Naming a country is no small task. The name should evoke feelings of pride and strength and reflect the character of the land and its people. The explorer Jacques Cartier generally gets the credit for naming Canada; he documented the name in his journal, describing the “Kingdom of Canada” and noting that the entrance to the St. Lawrence River “is the way to and the beginning of…the route to Canada.” However, the story of the country’s naming is not his alone.
Cartier set sail on his first voyage to the North American continent on Monday, April 20, 1534; his two ships arrived off Cape Bonavista, Newfoundland, on May 10, where they were delayed by snow and ice. On the 21st they sailed northward and westward until they reached the Straits of Belle-Isle, and explored the coast of Labrador as far as Blanc Sablon and the west coast of Newfoundland. These regions were pronounced by Cartier as unfit for settlement, especially Labrador, of which he remarked, “it might, as well as not, be taken for the country assigned by God to Cain.” The little flotilla continued its voyage along the coastline searching for a passage that would take them further west. They met many indigenous people and established communication and trade before taking their leave on July 25. Among their company were two sons of the Iroquois chief Donnacona, whom Cartier took to France to be trained as interpreters.
In 1535, when Jacques Cartier sailed up the St Lawrence River on his second voyage to the New World, he had with him the two young Iroquois. As they noticed familiar landmarks they called to Cartier that here was the “chemin de kanata” – the route to the village, or community. Against the background noise of sails snapping and rigging creaking Cartier heard “chemin de Canada.” He named Donnacona’s territory “the Province of Canada” and the name Canada subsequently appeared on the 1547 Harleian world map, denoting land north of the gulf and river of St. Lawrence.
Cartier’s may not have been the first use of the name Canada. Fishermen and whalers from Spain, Portugal, France and Britain had visited the New World before him. In fact, the Spanish experience in Mexico and Peru prompted exploration for gold and riches in other places and motivated King François I of France to send Cartier on his first voyage to Canada. The Spaniards, finding no riches around the Baie des Chaleurs, reported “aca nada” or “cà nada” meaning “nothing here” and named it “Capa da Nada,” “Cape Nothing.” In 1809 in London Hugh Gray posited that, when the French came to the new land the native people, supposing them Spanish and wanting them to leave, repeated “aca nada.” The French, not understanding, thought this might be the name of the country and called it Canada.
As the area was settled, the population strove to identify its new community. The inhabitants of New France preferred Canada. The British of the 13 colonies were more inclined to use Quebec, the name Samuel de Champlain gave to the St Lawrence River settlement he founded in 1608. After the British conquest, the English called the colony the Province of Quebec. Many of the French resisted that name. Eventually the British gave in and officially adopted the name Canada in the Canada Act of 1791 and created Upper and Lower Canada. The Act of Union in 1841 reunited them as the “British Province of Canada.” At that point the French began to embrace the name Quebec.

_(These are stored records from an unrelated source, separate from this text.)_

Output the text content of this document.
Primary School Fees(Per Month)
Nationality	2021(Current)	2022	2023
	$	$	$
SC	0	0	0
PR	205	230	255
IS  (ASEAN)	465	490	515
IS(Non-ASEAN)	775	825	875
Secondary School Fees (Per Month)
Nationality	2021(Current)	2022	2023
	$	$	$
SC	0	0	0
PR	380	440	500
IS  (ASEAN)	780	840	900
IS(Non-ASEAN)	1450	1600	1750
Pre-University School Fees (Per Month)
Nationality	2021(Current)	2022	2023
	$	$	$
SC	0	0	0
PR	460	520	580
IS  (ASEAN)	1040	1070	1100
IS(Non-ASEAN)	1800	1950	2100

The debate over a name continued as the colonies considered uniting and the Fathers of Confederation discussed alternative designations. They contemplated honouring Queen Victoria’s late husband with Albertsland or the queen herself with Victorialand. Other suggestions included Albionara, Borealia, Britannia, Cabotia, Mesoplagia, Norland, Superior, Transatlantia and Tupona, an acronym of The United Provinces of North America. Another unwieldy acronym was Efisga, derived from England, France, Ireland, Scotland, Germany and Aborigines. Finally, in 1867 the colonies became a community under the name Dominion of Canada, more than 300 years after Donnacona’s sons led Cartier to their “kanata.”
There is one final story—a reflection of our famous sense of humour, which seems to have developed as a national characteristic a long time ago. In 1811 the Kingston Gazette suggested that the name Canada came from inhabitants of New France who, permitted only one can of spruce beer per day, “every moment articulated ‘can a day.’” As many of us undoubtedly plan to hoist a few cold ones to celebrate Canada Day, perhaps this last story is as fitting as any other. Whatever the origins of our country’s name, we can find pleasure in the many colourful stories that comprise our history and take pride in this community we call Canada.